El balcón del conformismo.
- Rosario Vélez

- hace 5 días
- 2 Min. de lectura
La idolatría moderna ha alcanzado niveles preocupantes. Mientras el país enfrenta problemas reales como inseguridad, crisis económica, violencia y un sistema de salud debilitado, miles de personas se movilizan únicamente para esperar el saludo de un grupo de artistas desde un balcón en el Zócalo de la Ciudad de México.
La presidenta de México, Claudia Sheinbaum, anunció con entusiasmo que integrantes de BTS saludarían a sus seguidores, generando una expectativa desbordada entre cientos de fanáticos. El fenómeno resulta inevitablemente comparable con las apariciones del Papa en el Vaticano: multitudes esperando una señal, una mirada o un gesto simbólico que pareciera llenar vacíos emocionales y sociales mucho más profundos.
La pregunta es inevitable: ¿en qué momento la sociedad comenzó a conformarse con tan poco?
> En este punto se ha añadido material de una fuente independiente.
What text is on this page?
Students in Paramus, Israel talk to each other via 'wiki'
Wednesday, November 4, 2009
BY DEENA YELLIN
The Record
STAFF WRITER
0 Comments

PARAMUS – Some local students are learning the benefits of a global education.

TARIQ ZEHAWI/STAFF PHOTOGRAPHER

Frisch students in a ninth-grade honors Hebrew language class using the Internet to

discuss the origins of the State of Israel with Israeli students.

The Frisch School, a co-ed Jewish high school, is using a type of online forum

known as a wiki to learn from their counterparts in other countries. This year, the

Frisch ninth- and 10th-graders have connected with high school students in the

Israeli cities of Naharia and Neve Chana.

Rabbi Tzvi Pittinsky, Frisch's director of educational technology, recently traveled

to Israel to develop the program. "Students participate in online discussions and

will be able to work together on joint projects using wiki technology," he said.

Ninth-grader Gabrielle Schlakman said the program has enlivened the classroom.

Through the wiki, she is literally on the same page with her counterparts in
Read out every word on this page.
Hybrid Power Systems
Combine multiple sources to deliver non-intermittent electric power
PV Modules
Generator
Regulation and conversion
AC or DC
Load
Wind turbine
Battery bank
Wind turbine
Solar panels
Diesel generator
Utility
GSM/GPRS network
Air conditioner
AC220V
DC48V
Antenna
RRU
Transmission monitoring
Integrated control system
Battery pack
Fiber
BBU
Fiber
Un saludo fugaz desde un balcón se convierte en motivo suficiente para abandonar responsabilidades, soportar largas horas bajo el sol y convertir a figuras del entretenimiento en símbolos casi sagrados.
No estoy tratando de atacar la música ni el derecho de las personas a admirar artistas. El verdadero problema se debe a que la admiración se transforma en dependencia emocional colectiva.
Mientras algunos esperan cambios reales, otros celebran segundos de atención de celebridades que probablemente jamás conocerán.
Esta es la realidad cotidiana del pueblo mexicano. La industria del entretenimiento ha entendido algo que la política y las instituciones no han logrado resolver: la gente necesita pertenecer a algo, sentir emoción, escapar de la rutina y encontrar ídolos. Y ahí es donde millones quedan atrapados entre el fanatismo y el conformismo.
Quizá el problema no sea que los artistas saluden desde un balcón. El problema es que eso se haya convertido en uno de los acontecimientos más emocionantes para una parte de la sociedad y una distraccion nacional.